How does Trinity’s dedicated student accommodation compare to these nightmarish properties? Not very well. Trinity’s accommodation is some of the most expensive in Dublin. According to the TCD website, the cost of shared living in Goldsmith Hall for just one term, including utilities, is €722.48 per month. Fitting the same criteria, Pearse Street is €625.18 a month. Accommodation in Front Square is the most expensive at €788.72 a month. There has been no apparent criticism of these prices from the Trinity College Dublin Students’ Union (TCDSU). While SU President Kevin Keane has spoken about the high cost of renting in Dublin for students in general, he has failed to specifically mention the extortionate rates set by his own university, where he has the most power to effect change. The SU does provide an accommodation advisory service, and have boosted their efforts in convincing people to sublet rooms to students as digs, but that’s of little help to the students who struggle to meet those costs.
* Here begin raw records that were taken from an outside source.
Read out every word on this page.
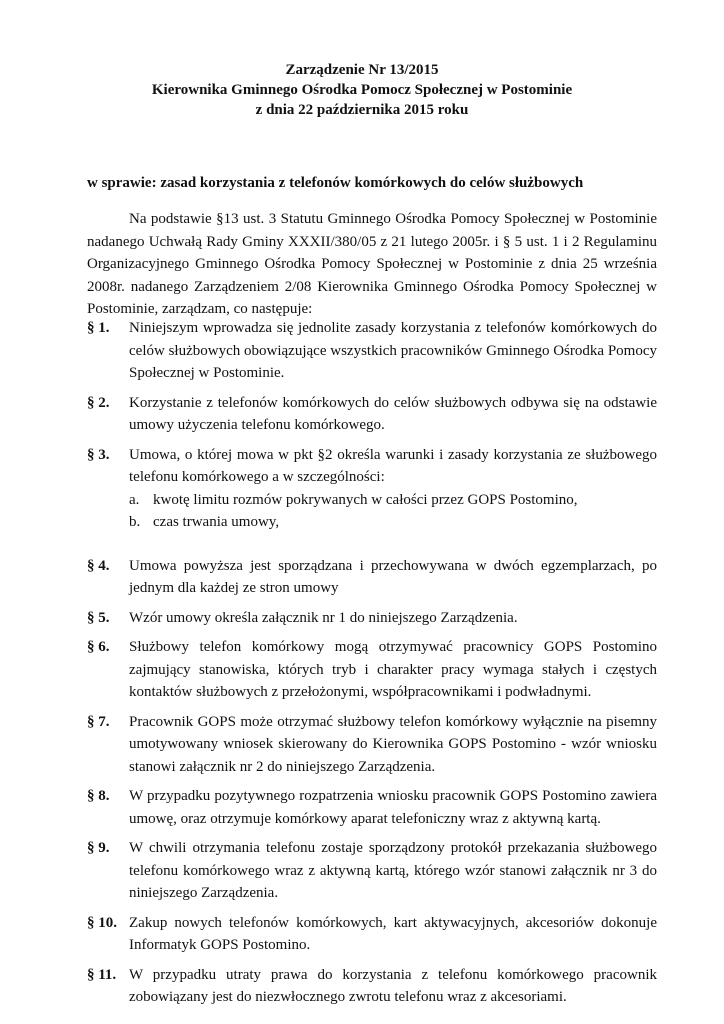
Zarządzenie Nr 13/2015
Kierownika Gminnego Ośrodka Pomocz Społecznej w Postominie
z dnia 22 października 2015 roku
w sprawie: zasad korzystania z telefonów komórkowych do celów służbowych
Na podstawie §13 ust. 3 Statutu Gminnego Ośrodka Pomocy Społecznej w Postominie nadanego Uchwałą Rady Gminy XXXII/380/05 z 21 lutego 2005r. i § 5 ust. 1 i 2 Regulaminu Organizacyjnego Gminnego Ośrodka Pomocy Społecznej w Postominie z dnia 25 września 2008r. nadanego Zarządzeniem 2/08 Kierownika Gminnego Ośrodka Pomocy Społecznej w Postominie, zarządzam, co następuje:
§ 1.	Niniejszym wprowadza się jednolite zasady korzystania z telefonów komórkowych do celów służbowych obowiązujące wszystkich pracowników Gminnego Ośrodka Pomocy Społecznej w Postominie.
§ 2.	Korzystanie z telefonów komórkowych do celów służbowych odbywa się na odstawie umowy użyczenia telefonu komórkowego.
§ 3.	Umowa, o której mowa w pkt §2 określa warunki i zasady korzystania ze służbowego telefonu komórkowego a w szczególności:
a. kwotę limitu rozmów pokrywanych w całości przez GOPS Postomino,
b. czas trwania umowy,
§ 4.	Umowa powyższa jest sporządzana i przechowywana w dwóch egzemplarzach, po jednym dla każdej ze stron umowy
§ 5.	Wzór umowy określa załącznik nr 1 do niniejszego Zarządzenia.
§ 6.	Służbowy telefon komórkowy mogą otrzymywać pracownicy GOPS Postomino zajmujący stanowiska, których tryb i charakter pracy wymaga stałych i częstych kontaktów służbowych z przełożonymi, współpracownikami i podwładnymi.
§ 7.	Pracownik GOPS może otrzymać służbowy telefon komórkowy wyłącznie na pisemny umotywowany wniosek skierowany do Kierownika GOPS Postomino - wzór wniosku stanowi załącznik nr 2 do niniejszego Zarządzenia.
§ 8.	W przypadku pozytywnego rozpatrzenia wniosku pracownik GOPS Postomino zawiera umowę, oraz otrzymuje komórkowy aparat telefoniczny wraz z aktywną kartą.
§ 9.	W chwili otrzymania telefonu zostaje sporządzony protokół przekazania służbowego telefonu komórkowego wraz z aktywną kartą, którego wzór stanowi załącznik nr 3 do niniejszego Zarządzenia.
§ 10. Zakup nowych telefonów komórkowych, kart aktywacyjnych, akcesoriów dokonuje Informatyk GOPS Postomino.
§ 11. W przypadku utraty prawa do korzystania z telefonu komórkowego pracownik zobowiązany jest do niezwłocznego zwrotu telefonu wraz z akcesoriami.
The cheapest accommodation provided by College is in Trinity Hall in Dartry. A shared twin bedroom in a multi-tenant apartment, utilities included, is €578.26 a month from September to December, with the cost changing for Hilary Term. Considering the walk to Nassau Street is 50 minutes, the aforementioned mattress in Smithfield for €250 cheaper and 37 minutes nearer starts to look appealing.
Why is rent in Dublin rising so rapidly and by so much? There are now parts of the city centre that are more expensive than central London, a city with more facilities and more justification for a high cost of living. Mathieu argued that it was a blend of different causes that all come down to a serious flaw in the running of Irish society: “It’s partly an issue of supply and demand, not just from students but from international workers and the general trend of rural depopulation; other large cities in Ireland have high rents for some of the same reasons. I think also a large problem is the outdated idea of how Irish families/housing works: most of the housing I’m aware of is large single-family houses on a plot of grass, I assume because the expectation or the ideal tenant is a nuclear family with several children. I think there’s an expectation that families don’t want to live in higher-density urban housing like apartment blocks, or those who do/will are unattractively low-income. I think there’s also a historic, Catholic-flavoured, outdated expectation that your average renter is a nuclear family with children, a student looking for cheap academic-year digs so they can go back to Mammy and Daddy down the country every weekend, or a single yuppie professional working at some well-paid multinational – everyone else is highly suspicious and an unattractive tenant.”
The narrative of cowboy builders and absentee developers still lingers in the minds of those who remember how quickly permission was given for “luxury semi-detached houses” to be built outside small villages, and how quickly those exterior walls collapsed in on themselves when the contractors declared bankruptcy.
“Developers are inadequately incentivised to build affordable housing, and face absolutely no consequences from reneging on actually building the proportion of affordable housing they agree to. Landlords are incentivised in a host of ways to avoid renting to lower-income people and students, and are able to screen out ‘undesirable’ tenants without actually violating anti-discrimination legislation by strategic use of coded language, etc. There’s no push back from the government, given that a huge proportion of them are landlords themselves, and they also don’t fear being voted out, so there is no effective leverage or cudgel from the people who urgently need housing and can’t get it.”